Itu disampaikan Ustaz Muji’ul Haq Al Hafidz saat taklim ba’da Magrib di Masjid Al-Fatah, Senin (26/8) di hadapan jamaah masjid dan ifthar. Ustaz menggunakan terminologi iman seara keseluruhan yakni yakin dalam hati, diucapkan dalam lisan tetapi harus diaplikasikan dalam keseharian.

“Biarlah itu ibukota pindah bapak-bapak, tapi iman kita harus tetap kokoh dan disandarkan pada Allah serta tidak berubah,” pinta Ustaz Muji’ul yang tak lain anak kandung Ustaz Anshor Amiruddin.
Ulasan Ustaz Muji’ul lebih banyak meminta jamaah bersyukur atas nikmat Allah. Juga terus meningkatkan ibadah khususnya salat. Karena, kehadiran dalam taklim merupakan kenikmatan besar yakni iman dan Islam. Sehingga, di mana pun kondisi dan keadaan harus senantiasa bersyukur. Ia menyebut, banyak orang ingin ke masjid tapi sulit karena kondisi fisiknya sakit.
Lalu, ustaz menyebut Allah sampai mengabadikan dalam Surat Ar-Rahman kalimat berulang 31 kali, fa biayui alla, irobbikuma tukadziban (maka nikmat Tuhan kamu yang manakah yang kamu dustakan). “Coba sampai berukangkali Allah mengingatkan. Tapi di dunia ini banyak sekali orang yang kufur nikmat,” contoh Ustaz Muji’ul.

Dalam konteks rasa syukur, terkadang dalam diri manusia ada kejadian tak terduga dari Allah. Itu pasti dialami semua manusia. Lalu ustaz mencontohkan tatkala harus hadir di Masjid Al-Fatah dan terlambat. Itu lantaran sepeda motor yang ditumpanginya mogok. Ia yakin, pasti jamaah masjid menunggu. Yang bisa dilakukan adalah berdoa, bermunajat kepada Allah sambil usaha. Di sekitar sepeda motor mogok ada tukang cukur dan menyebutnya bahwa sepeda motor itu kabelnya putus. Sehingga, harus diperbaiki. “Di saat bersamaan ada pengemis minta Rp1000 karena belum makan. Sontak, saya memberinya dengan merogoh kocek. Nggak tahu berapa nilainya. Intinya ikhlas. Harapannya satu Allah menolong bagaimana caranya cepat ke masjid,” cerita ustaz.

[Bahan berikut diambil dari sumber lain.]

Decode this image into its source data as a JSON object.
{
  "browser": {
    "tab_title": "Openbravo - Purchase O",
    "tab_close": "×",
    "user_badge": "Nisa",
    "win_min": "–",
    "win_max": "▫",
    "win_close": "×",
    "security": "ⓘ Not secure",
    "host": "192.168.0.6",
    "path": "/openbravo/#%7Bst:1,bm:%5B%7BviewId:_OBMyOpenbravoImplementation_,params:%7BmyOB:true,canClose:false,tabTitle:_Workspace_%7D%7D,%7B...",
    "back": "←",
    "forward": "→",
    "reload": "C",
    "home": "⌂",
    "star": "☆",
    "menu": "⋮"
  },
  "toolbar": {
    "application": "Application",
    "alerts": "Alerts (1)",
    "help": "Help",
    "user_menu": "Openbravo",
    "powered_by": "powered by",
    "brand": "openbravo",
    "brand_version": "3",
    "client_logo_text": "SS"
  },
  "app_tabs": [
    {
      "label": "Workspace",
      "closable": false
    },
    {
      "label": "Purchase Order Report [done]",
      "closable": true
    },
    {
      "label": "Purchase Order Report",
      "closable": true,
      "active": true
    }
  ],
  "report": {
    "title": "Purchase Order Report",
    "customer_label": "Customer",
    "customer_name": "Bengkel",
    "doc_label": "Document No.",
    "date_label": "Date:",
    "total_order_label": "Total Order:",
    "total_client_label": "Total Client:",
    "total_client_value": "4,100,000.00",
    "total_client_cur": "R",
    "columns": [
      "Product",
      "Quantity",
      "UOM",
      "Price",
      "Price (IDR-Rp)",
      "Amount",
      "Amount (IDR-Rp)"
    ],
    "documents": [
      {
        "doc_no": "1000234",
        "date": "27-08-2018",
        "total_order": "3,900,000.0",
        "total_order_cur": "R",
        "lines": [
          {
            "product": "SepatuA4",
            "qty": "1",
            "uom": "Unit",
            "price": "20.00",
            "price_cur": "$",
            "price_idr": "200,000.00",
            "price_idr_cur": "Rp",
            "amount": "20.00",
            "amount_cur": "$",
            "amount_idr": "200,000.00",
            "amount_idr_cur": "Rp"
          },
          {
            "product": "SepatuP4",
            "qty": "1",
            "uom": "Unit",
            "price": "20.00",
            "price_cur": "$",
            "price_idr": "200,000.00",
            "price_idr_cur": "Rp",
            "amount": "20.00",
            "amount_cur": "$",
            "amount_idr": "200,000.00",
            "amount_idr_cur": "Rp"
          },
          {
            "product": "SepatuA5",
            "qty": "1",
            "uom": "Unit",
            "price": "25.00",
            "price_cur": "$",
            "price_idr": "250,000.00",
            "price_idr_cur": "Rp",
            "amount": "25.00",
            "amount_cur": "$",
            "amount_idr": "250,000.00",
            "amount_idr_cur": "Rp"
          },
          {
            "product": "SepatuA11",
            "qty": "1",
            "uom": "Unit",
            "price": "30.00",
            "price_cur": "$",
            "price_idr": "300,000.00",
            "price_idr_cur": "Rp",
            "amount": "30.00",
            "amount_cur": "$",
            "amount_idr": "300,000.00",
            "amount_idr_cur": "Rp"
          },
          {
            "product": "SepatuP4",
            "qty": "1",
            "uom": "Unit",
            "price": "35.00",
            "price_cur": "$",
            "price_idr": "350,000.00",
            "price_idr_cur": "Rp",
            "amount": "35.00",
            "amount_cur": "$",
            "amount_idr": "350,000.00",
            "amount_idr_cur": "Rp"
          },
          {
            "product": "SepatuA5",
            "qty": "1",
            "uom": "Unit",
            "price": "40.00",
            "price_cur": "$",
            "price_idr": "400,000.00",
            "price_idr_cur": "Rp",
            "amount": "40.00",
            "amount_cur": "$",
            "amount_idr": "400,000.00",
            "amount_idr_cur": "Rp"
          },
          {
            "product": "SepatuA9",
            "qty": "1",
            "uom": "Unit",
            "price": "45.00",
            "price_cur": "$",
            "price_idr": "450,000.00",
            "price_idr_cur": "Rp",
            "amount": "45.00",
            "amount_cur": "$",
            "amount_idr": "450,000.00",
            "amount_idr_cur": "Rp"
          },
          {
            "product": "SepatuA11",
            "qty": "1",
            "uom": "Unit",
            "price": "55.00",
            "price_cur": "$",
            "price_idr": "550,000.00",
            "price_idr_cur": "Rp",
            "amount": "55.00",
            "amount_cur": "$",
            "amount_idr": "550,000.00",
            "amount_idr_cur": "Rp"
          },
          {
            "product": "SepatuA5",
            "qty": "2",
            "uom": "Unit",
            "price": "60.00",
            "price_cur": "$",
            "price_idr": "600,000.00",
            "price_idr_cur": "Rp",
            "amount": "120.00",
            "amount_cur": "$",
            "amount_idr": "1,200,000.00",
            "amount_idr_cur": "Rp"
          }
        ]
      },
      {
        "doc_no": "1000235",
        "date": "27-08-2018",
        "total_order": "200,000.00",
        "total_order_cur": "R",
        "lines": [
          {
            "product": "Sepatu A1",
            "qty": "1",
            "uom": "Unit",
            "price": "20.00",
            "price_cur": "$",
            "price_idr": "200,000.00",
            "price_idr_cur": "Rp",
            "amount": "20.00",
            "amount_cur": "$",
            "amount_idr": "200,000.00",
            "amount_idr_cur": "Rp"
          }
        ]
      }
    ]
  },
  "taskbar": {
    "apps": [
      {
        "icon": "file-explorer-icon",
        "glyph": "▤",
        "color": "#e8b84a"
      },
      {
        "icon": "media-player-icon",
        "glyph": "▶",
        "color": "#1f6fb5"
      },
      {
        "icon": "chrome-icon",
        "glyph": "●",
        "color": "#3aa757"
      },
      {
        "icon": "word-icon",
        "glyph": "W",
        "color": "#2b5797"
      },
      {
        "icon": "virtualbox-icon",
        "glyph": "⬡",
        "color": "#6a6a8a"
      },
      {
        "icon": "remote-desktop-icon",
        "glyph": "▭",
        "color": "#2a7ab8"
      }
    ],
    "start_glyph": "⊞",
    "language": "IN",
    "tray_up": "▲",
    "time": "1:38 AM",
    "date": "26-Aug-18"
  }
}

Tiba-tiba pertolongan Allah terjadi. Dirinya oleh seseorang, diminta untuk membawa sepeda motor yang dipinjamkan sementara. “Subhanallah. Itulah pak kejadian sesungguhnya. Allah pasti bersama kita asalkan kita tidak merasa bahwa hati sudah merasa baik, padahal dosa selalu ada dalam dada,” contoh ustaz.
Untuk itu, ustaz melarang jamaah untuk sombong merasa paling baik, paling soleh sehingga meremehkan lainnya. Itu tidak dibenarkan dalam Islam. Merasa diri sudah lebih dari orang lain dan lebih paham dari yang lain, padahal kekurangan manusia itu banyak. “Kuncinya tidak menilai orang lain, dan kekurangan kita harus senantiasa diperbaiki,” beber ustaz.
Dalam ceritanya, ustaz memberi contoh sepeda motor mogok hanya untuk pelajaran dirinya juga transfer keilmuan bagi jamaah. Sebab, kejadian sepeda motor mogok itu bukan hanya sekali saja terjadi. Di saat akan menghadiri halaqoh quran untuk bapak-bapak usia 50-75 tahun, kendaraannya pun mogok. Subuh hari lagi, tidak ada yang menjual bensin. Tapi, anehnya mogok depan penjual bensin eceran, hanya kondisinya tertutup, tak ada penjual.

Apa yang dilakukan? Itu tadi bersandar kepada Allah atas kekuatan iman. Berdoa, “Ya Allah tolonglah aku, karena untuk dakwah di jalan Engkau Ya Allah,” harap ustaz.
Seolah ada gerakan atas doa yang dipanjatkan, penjual bensin membuka tempat bensinya. “Secara otomatis diisikan bensin dan sepeda motor dapat berjalan lagi,” cerita ustaz sambil tersenyum.
Dari kejadian-kejadian tersebut, ia memberi semacam ibrah atau menggugah kesadaran untuk dirinya, bahwa kalau menolong di jalan Allah, yakinlah pertolongan Allah pasti datang. “Ada dalam Alquran itu, intansurullah yansurkum. Jika kamu menolong agama Allah nicaya Allah akan menolong kamu,”kata Ustaz mengutip salah satu ayat Quran.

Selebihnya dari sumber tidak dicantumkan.